Sonrió, pero Herodes no le devolvió la sonrisa. Tenía la voz débil y le dolía el pecho al hablar.

– ¿Pretende averiguar qué hay más allá de la tumba, padre? -preguntó, y el capellán detectó la hostilidad en su voz a pesar de su débil estado-. Era como si un agua oscura me cubriera la cabeza, como si me asfixiasen con una almohada. Lo sentí acercarse y lo supe: no hay nada más allá de esta vida. Nada. ¿Contento?

El sacerdote se puso en pie.

– Le dejo descansar -dijo. No se inmutó ante la virulencia de aquel hombre. Había oído antes cosas peores, y su fe era robusta. Además, curiosamente, tuvo la impresión de que el enfermo, Herodes (¿y de dónde habría salido semejante nombre, o acaso alguien lo había elegido como broma de mal gusto?), mentía. Dentro de su extrañeza, el sacerdote se dio cuenta de otra cosa: si Herodes mentía, él no quería conocer la verdad. No esa verdad. No la verdad de Herodes.
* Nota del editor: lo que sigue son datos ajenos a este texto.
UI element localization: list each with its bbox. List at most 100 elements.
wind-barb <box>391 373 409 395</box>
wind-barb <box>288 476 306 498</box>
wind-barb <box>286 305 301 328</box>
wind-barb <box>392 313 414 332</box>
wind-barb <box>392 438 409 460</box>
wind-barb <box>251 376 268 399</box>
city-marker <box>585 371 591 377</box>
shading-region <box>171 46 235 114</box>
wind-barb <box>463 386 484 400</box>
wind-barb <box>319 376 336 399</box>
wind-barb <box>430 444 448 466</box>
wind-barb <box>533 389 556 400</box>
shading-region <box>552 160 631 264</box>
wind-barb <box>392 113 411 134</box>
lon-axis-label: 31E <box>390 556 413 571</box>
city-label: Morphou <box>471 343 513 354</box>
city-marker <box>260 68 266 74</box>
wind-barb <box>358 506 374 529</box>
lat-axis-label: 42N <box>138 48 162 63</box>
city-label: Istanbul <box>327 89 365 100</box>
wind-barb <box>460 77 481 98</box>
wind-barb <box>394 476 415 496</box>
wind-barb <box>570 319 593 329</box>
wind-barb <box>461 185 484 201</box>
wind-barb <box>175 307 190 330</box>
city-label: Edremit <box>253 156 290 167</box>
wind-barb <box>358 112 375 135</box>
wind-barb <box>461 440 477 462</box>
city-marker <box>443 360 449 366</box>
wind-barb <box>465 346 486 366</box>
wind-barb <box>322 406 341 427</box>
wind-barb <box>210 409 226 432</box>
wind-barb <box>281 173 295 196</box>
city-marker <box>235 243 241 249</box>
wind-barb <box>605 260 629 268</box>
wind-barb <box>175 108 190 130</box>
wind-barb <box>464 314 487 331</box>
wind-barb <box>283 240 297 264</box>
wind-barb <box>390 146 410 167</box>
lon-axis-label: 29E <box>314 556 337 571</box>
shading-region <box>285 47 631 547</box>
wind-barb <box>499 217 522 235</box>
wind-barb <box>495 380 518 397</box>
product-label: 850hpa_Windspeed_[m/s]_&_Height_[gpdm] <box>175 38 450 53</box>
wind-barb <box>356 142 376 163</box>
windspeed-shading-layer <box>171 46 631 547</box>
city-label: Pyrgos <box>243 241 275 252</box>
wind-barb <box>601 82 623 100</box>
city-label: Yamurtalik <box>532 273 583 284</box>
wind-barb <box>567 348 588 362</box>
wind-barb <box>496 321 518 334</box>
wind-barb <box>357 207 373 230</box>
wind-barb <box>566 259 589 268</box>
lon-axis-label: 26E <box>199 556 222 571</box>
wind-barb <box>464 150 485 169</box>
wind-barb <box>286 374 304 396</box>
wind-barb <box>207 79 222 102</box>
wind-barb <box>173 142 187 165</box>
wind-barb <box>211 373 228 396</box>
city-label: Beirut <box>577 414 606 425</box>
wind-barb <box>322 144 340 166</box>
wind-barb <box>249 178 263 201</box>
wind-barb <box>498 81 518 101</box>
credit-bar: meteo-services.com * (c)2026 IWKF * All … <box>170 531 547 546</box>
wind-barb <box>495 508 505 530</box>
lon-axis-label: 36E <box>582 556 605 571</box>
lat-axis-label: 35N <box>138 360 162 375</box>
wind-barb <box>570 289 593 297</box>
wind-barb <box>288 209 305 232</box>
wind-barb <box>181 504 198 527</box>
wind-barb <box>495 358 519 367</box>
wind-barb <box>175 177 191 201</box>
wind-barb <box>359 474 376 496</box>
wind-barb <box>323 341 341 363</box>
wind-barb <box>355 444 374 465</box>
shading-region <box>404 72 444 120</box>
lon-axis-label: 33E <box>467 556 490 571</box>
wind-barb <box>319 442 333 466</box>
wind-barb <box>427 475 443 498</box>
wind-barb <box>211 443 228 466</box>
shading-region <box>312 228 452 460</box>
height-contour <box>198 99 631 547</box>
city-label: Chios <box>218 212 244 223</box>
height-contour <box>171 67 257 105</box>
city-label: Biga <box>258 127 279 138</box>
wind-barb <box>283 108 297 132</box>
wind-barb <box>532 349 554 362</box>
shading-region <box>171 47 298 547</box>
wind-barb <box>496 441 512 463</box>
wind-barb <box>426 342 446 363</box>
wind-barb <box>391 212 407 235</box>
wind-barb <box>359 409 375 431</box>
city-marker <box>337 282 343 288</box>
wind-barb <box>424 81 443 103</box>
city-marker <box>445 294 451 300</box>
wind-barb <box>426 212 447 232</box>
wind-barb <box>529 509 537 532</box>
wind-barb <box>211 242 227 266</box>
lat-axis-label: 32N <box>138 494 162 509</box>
Herodes vio marcharse al sacerdote, cerró los ojos y se preparó para revivir el momento de su propia muerte.

***

Había luz, un resplandor rojo contra los párpados. Abrió los ojos.

Yacía en la mesa de operaciones. Tenía una herida abierta en el costado, pero no le dolía. Se la tocó con los dedos y se le mancharon de sangre. Miró alrededor, pero el quirófano estaba vacío. No, no sólo vacío: estaba abandonado, y llevaba así cierto tiempo. Desde donde se hallaba veía herrumbre en los instrumentos, y polvo y mugre en los azulejos y las bandejas de acero. A su derecha oyó un correteo, y vio escabullirse a una cucaracha en busca de un escondrijo. Yacía en el círculo de luz procedente del gran foco encendido sobre la mesa, pero una iluminación más tenue, cuya procedencia no conseguía detectar, fluctuaba en las paredes del quirófano.